All 18 setter/conversion symbols + 4 TEDS symbols confirmed present on the live oldaapi64.dll (2026-05-28). None are bench-verified against a sensor — the owned DT9805/06 report supports_multisensor=False and reject every setter with ECODE 36. Real-sensor verification is deferred until a multi-sensor DT module (DT9828/9829/9837) is acquired; the acceptance bar for Track B is the fake-proven configure path + clean DtolCapabilityError on owned hardware.

The IO_TYPE enum (OLDADEFS.H:576) was re-confirmed: VOLTAGEIN=0 … CURRENT=7, THERMOCOUPLE=8, RTD=9, STRAINGAGE=10, ACCELEROMETER=11, BRIDGE=12, THERMISTOR=13, RESISTANCE=14, MULTISENSOR=15 — matching capi/constants.py IOTYPE_*. The stale _IO_TYPE_TO_OLSS_MULTI_SENSOR table in dataacq.py (values 0–8) is corrected to these verified ordinals in §8.B3.

Phase 6 Track B — software complete (2026-05-28)¶

Specs (RtdInput/ThermistorInput/ResistanceInput/CurrentInput/IepeInput/ StrainInput/BridgeInput + RtdType/ExcitationSource/StrainExcitationSource/ StrainGageConfiguration/BridgeConfiguration enums), the 18 setters/conversions + 4 TEDS readers, backend dispatch (_configure_multi_sensor + _tolerate_unsupported), the builder capability gate (_require_io_type_supported), teds.py (StrainGageTeds/BridgeSensorTeds), and strain.py (strain_from_volts/bridge_value_from_volts) all landed and CI-green on the fake. STRAIN_GAGE_TEDS/BRIDGE_SENSOR_TEDS ctypes structs transcribed from TedsApi.h; live-DLL ABI confirmed (conversions return values, virtual-TEDS read raises cleanly, no memory corruption). Corrected the stale _IO_TYPE_TO_OLSS_MULTI_SENSOR table in dataacq.py to the verified IOTYPE_* ordinals (it had pre-bench placeholders 0–8; unexercised on owned hw because supports_multisensor=False, but wrong). Real-sensor verification deferred until a DT9828/9829/9837-class module is on the bench.

DIO port + bitmask model (2026-05-29)¶

Bench (docs/bench-dio-ao.md §2D/§2E) proved the per-line digital model was wrong against real hardware.
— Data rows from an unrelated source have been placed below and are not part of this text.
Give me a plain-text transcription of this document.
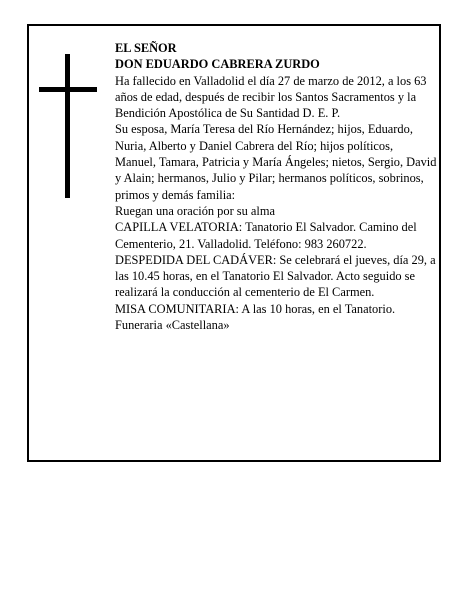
EL SEÑOR

DON EDUARDO CABRERA ZURDO

Ha fallecido en Valladolid el día 27 de marzo de 2012, a los 63 años de edad, después de recibir los Santos Sacramentos y la Bendición Apostólica de Su Santidad D. E. P.

Su esposa, María Teresa del Río Hernández; hijos, Eduardo, Nuria, Alberto y Daniel Cabrera del Río; hijos políticos, Manuel, Tamara, Patricia y María Ángeles; nietos, Sergio, David y Alain; hermanos, Julio y Pilar; hermanos políticos, sobrinos, primos y demás familia:

Ruegan una oración por su alma

CAPILLA VELATORIA: Tanatorio El Salvador. Camino del Cementerio, 21. Valladolid. Teléfono: 983 260722.

DESPEDIDA DEL CADÁVER: Se celebrará el jueves, día 29, a las 10.45 horas, en el Tanatorio El Salvador. Acto seguido se realizará la conducción al cementerio de El Carmen.

MISA COMUNITARIA: A las 10 horas, en el Tanatorio.

Funeraria «Castellana»
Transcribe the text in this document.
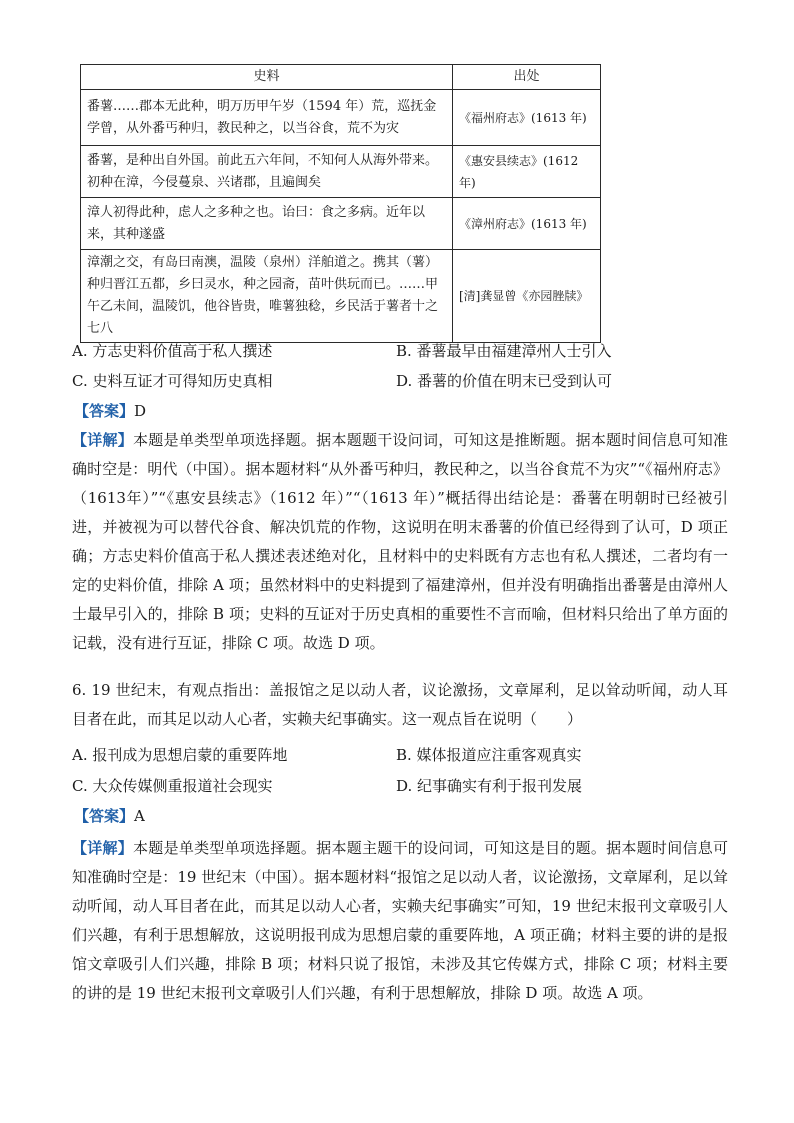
史料	出处
番薯……郡本无此种，明万历甲午岁（1594 年）荒，巡抚金学曾，从外番丐种归，教民种之，以当谷食，荒不为灾	《福州府志》(1613 年)
番薯，是种出自外国。前此五六年间，不知何人从海外带来。初种在漳，今侵蔓泉、兴诸郡，且遍闽矣	《惠安县续志》(1612 年)
漳人初得此种，虑人之多种之也。诒曰：食之多病。近年以来，其种遂盛	《漳州府志》(1613 年)
漳潮之交，有岛曰南澳，温陵（泉州）洋舶道之。携其（薯）种归晋江五都，乡曰灵水，种之园斋，苗叶供玩而已。……甲午乙未间，温陵饥，他谷皆贵，唯薯独稔，乡民活于薯者十之七八	[清]龚显曾《亦园脞牍》
A. 方志史料价值高于私人撰述	B. 番薯最早由福建漳州人士引入
C. 史料互证才可得知历史真相	D. 番薯的价值在明末已受到认可
【答案】D

【详解】本题是单类型单项选择题。据本题题干设问词，可知这是推断题。据本题时间信息可知准确时空是：明代（中国）。据本题材料“从外番丐种归，教民种之，以当谷食荒不为灾”“《福州府志》（1613年）”“《惠安县续志》（1612 年）”“（1613 年）”概括得出结论是：番薯在明朝时已经被引进，并被视为可以替代谷食、解决饥荒的作物，这说明在明末番薯的价值已经得到了认可，D 项正确；方志史料价值高于私人撰述表述绝对化，且材料中的史料既有方志也有私人撰述，二者均有一定的史料价值，排除 A 项；虽然材料中的史料提到了福建漳州，但并没有明确指出番薯是由漳州人士最早引入的，排除 B 项；史料的互证对于历史真相的重要性不言而喻，但材料只给出了单方面的记载，没有进行互证，排除 C 项。故选 D 项。

6. 19 世纪末，有观点指出：盖报馆之足以动人者，议论激扬，文章犀利，足以耸动听闻，动人耳目者在此，而其足以动人心者，实赖夫纪事确实。这一观点旨在说明（　　）

A. 报刊成为思想启蒙的重要阵地	B. 媒体报道应注重客观真实
C. 大众传媒侧重报道社会现实	D. 纪事确实有利于报刊发展
【答案】A

【详解】本题是单类型单项选择题。据本题主题干的设问词，可知这是目的题。据本题时间信息可知准确时空是：19 世纪末（中国）。据本题材料“报馆之足以动人者，议论激扬，文章犀利，足以耸动听闻，动人耳目者在此，而其足以动人心者，实赖夫纪事确实”可知，19 世纪末报刊文章吸引人们兴趣，有利于思想解放，这说明报刊成为思想启蒙的重要阵地，A 项正确；材料主要的讲的是报馆文章吸引人们兴趣，排除 B 项；材料只说了报馆，未涉及其它传媒方式，排除 C 项；材料主要的讲的是 19 世纪末报刊文章吸引人们兴趣，有利于思想解放，排除 D 项。故选 A 项。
The DT9805/06 expose one 8-bit port per direction (num_channels=1, OLSSC_RESOLUTION=8); the 8 relays are the 8 bits of channel 0. The shipped DigitalOutputLine(physical_channel=N) passed N as the SDK channel, so any line ≥1 raised ECODE 7 (Invalid Channel) and the bool→{0,1} encoding could only drive relay 0.

Decision (clean break, no compat shim): removed the *Line classes and replaced them with a port + bitmask model in channels/digital.py:

• DigitalOutputPort / DigitalInputPort — physical_channel is the port index; a port is the SDK channel. One olDaPutSingleValue / olDaGetSingleValue moves the whole byte.
• DigitalLine(bit=N, name=...) — per-bit view; not an SDK channel.
• DtolSession.write (_plan_write) groups touched keys by port, packs the bits into one byte, and issues one put per port. Partial per-line writes merge into a per-port shadow register (seeded from safe_value at commit), so untouched lines hold their last value. DOUT has no reliable read-back, so the shadow is authoritative.
• Reads decompose the port byte into the raw int (under the port name) plus a bool per declared line.
• CapabilitySet.resolution (olDaGetResolution) now carries the port width; builder._validate_digital_port rejects an out-of-range port index or a line bit ≥ width at configure-time.
• FakeDtolBackend now models the single 8-bit port (num_channels=1, resolution=8) and raises ECODE 7 past it, so the unit suite exercises the real shape — the bug was previously invisible because the fake modelled idealised per-line channels.